The first-ever Canby Community Summit, hosted at the Willamette Valley Country Club by Canby Rotary Club last week, was not about solving all of the community’s problems in one night, organizers say.
It was about starting a process.
“No doubt, some will say of this evening that we are reaching too far, and others will feel like we’ve come up short and haven’t done enough,” Canby Rotary President Ray Keen said in an address that concluded the evening’s festivities. “But it won’t be said of us that we were unwilling to begin.”
The event invited many of Canby’s movers and shakers to the table, including representatives from city government, the police department and fire district, school district, churches, civic organizations, businesses and the news media — more than 50 different groups in all.

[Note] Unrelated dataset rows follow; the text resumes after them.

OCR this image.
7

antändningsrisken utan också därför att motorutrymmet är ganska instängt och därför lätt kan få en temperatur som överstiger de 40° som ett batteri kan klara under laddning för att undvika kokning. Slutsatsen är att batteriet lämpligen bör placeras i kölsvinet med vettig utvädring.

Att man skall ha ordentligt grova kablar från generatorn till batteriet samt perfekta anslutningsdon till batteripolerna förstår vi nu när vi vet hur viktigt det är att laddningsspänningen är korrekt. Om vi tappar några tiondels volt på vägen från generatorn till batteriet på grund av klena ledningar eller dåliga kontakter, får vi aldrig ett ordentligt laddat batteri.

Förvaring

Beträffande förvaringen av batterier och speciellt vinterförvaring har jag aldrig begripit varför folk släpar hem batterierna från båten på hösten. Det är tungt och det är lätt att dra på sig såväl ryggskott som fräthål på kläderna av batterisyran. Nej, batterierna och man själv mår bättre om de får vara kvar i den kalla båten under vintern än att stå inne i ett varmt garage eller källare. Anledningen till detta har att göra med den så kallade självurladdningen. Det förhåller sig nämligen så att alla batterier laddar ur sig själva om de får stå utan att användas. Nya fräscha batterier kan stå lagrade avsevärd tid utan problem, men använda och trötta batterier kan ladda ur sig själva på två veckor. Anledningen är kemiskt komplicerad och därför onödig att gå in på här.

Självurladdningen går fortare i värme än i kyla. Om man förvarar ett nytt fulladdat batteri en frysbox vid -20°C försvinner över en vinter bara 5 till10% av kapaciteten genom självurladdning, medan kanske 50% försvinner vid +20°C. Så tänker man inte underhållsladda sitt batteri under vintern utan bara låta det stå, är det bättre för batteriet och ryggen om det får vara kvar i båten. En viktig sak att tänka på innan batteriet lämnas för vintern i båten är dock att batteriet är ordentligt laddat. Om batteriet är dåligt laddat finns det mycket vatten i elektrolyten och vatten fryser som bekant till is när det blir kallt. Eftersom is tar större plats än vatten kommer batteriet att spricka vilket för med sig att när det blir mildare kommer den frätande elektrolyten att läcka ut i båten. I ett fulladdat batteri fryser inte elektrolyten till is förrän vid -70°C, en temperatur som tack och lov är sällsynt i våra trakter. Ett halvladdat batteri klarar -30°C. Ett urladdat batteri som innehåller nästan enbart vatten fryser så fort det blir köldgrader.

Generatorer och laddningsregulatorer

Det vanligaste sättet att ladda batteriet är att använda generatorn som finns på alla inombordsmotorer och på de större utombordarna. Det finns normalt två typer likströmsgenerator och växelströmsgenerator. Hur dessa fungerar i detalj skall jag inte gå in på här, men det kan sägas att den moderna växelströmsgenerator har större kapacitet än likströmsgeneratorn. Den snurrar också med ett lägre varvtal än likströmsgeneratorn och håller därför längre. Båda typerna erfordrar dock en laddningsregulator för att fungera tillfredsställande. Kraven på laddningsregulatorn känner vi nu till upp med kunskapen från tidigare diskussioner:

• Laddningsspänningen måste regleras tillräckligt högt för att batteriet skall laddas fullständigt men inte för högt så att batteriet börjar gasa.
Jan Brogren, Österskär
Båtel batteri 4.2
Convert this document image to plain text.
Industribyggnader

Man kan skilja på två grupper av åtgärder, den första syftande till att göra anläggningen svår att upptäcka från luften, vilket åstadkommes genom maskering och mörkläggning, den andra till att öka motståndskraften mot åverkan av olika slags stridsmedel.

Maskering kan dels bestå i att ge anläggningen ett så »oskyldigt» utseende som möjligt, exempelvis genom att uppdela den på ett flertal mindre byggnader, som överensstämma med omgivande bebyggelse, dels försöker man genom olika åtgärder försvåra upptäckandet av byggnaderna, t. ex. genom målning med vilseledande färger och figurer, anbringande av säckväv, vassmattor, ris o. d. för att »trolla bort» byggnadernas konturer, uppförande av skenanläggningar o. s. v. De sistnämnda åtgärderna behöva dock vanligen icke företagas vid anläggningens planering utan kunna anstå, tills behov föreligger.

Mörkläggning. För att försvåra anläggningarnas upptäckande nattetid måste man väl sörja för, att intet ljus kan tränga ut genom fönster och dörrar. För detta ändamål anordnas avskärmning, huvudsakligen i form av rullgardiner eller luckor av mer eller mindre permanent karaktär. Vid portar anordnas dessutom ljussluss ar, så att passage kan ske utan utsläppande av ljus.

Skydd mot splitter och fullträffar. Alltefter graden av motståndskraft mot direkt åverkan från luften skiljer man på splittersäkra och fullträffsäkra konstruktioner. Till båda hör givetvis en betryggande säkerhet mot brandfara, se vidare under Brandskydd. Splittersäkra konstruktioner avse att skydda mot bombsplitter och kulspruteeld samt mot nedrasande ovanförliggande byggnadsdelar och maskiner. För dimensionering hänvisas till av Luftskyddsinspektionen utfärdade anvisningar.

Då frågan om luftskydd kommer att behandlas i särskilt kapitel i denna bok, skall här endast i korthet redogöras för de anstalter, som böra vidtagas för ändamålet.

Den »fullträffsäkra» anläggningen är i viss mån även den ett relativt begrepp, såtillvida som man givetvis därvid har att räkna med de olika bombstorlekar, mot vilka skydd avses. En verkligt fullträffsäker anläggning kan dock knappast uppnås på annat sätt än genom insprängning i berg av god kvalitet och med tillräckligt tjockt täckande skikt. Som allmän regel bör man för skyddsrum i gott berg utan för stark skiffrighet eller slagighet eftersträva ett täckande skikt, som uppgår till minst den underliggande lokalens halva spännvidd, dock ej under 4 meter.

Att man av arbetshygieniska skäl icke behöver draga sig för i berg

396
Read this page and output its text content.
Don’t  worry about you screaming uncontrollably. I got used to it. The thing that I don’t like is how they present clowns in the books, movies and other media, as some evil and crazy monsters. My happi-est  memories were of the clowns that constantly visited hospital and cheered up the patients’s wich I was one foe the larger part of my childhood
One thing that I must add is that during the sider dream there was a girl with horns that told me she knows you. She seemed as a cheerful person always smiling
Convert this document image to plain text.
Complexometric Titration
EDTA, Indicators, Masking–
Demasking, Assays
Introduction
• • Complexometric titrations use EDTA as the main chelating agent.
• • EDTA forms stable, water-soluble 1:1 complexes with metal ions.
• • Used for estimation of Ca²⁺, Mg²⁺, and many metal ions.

The guest list also featured elected leaders from the Canby City Council and School Board — though organizers stressed the night would be decidedly nonpolitical.
Instead, community leaders shared a meal, some laughs and a captivating performance by acclaimed pianist and composer Michael Allen Harrison, who has been a staple at the Canby Pioneer Chapel in recent years — particularly during the holiday season.
The agenda also included some light table talk, with leaders encouraged to dialogue over questions about personal accomplishments, community values and strategies for fostering goodwill and stronger relationships.
Organizers collected highlights from these discussions and shared them at the end of the evening, pointing out common threads that emerged from the diverse collections of experiences and perspectives.
Community characteristics that leaders highlighted included care for the vulnerable, a welcoming, “small-town feel,” support for local jobs and businesses, overcoming challenges, and values such as acceptance, tolerance, inclusivity, respect and temperance.
“Temperance, again, where the volume doesn’t always dictate what the real issue is or what the position is,” said DirectLink President Paul Hauer, one of the night’s emcees along with Canby Economic Development Director Jamie Stickel. “A lot of the communication lines get filled up with loudness.”
Many remarked on the examples of the previous two years in which community members repeatedly set aside their differences to support one another through crises such as the 2020 wildfires and the February ice storm.
Keen spoke on personal challenges he faced during this time in his role as director of The Canby Center, which saw demand for its weekly food program more than quadruple in the early weeks of the pandemic.
“From the time of about February 2020 to May, our food pantry visits increased by 406%,” Keen said. “Just imagine going to your job on Monday and seeing your workload increase by 400%.”
Keen also gently unpacked some of the psychological roots of community division and online toxicity, explaining the harmful effects of unknowing biases like the Dunning-Kruger effect, which suggests that those with a low degree of knowledge in a particular subject or ability can often hold far more confidence than those with greater expertise.
At one point, he traced the connections between anger, harboring hostility and ultimately, verbal or even physical violence, using historical examples like apartheid in South Africa.
“Why am I sharing this with you?” he asked. “I’m sharing this because it’s important for us to recognize this pathway and these signs as a community. And to be committed to ensuring that we have a place where peace can thrive and where we can feel safe in our skin and in our own neighborhoods.”
While the vast majority of attendees were from Canby, a few representatives joined from other cities such as Newberg and Woodburn to learn from Canby’s example and suss whether such an approach might be workable in their communities.
Canby Rotarian Mike McNulty spoke about the organization’s mission and involvement in the event, while Canby Foursquare Pastor Ron Swor delivered the invocation.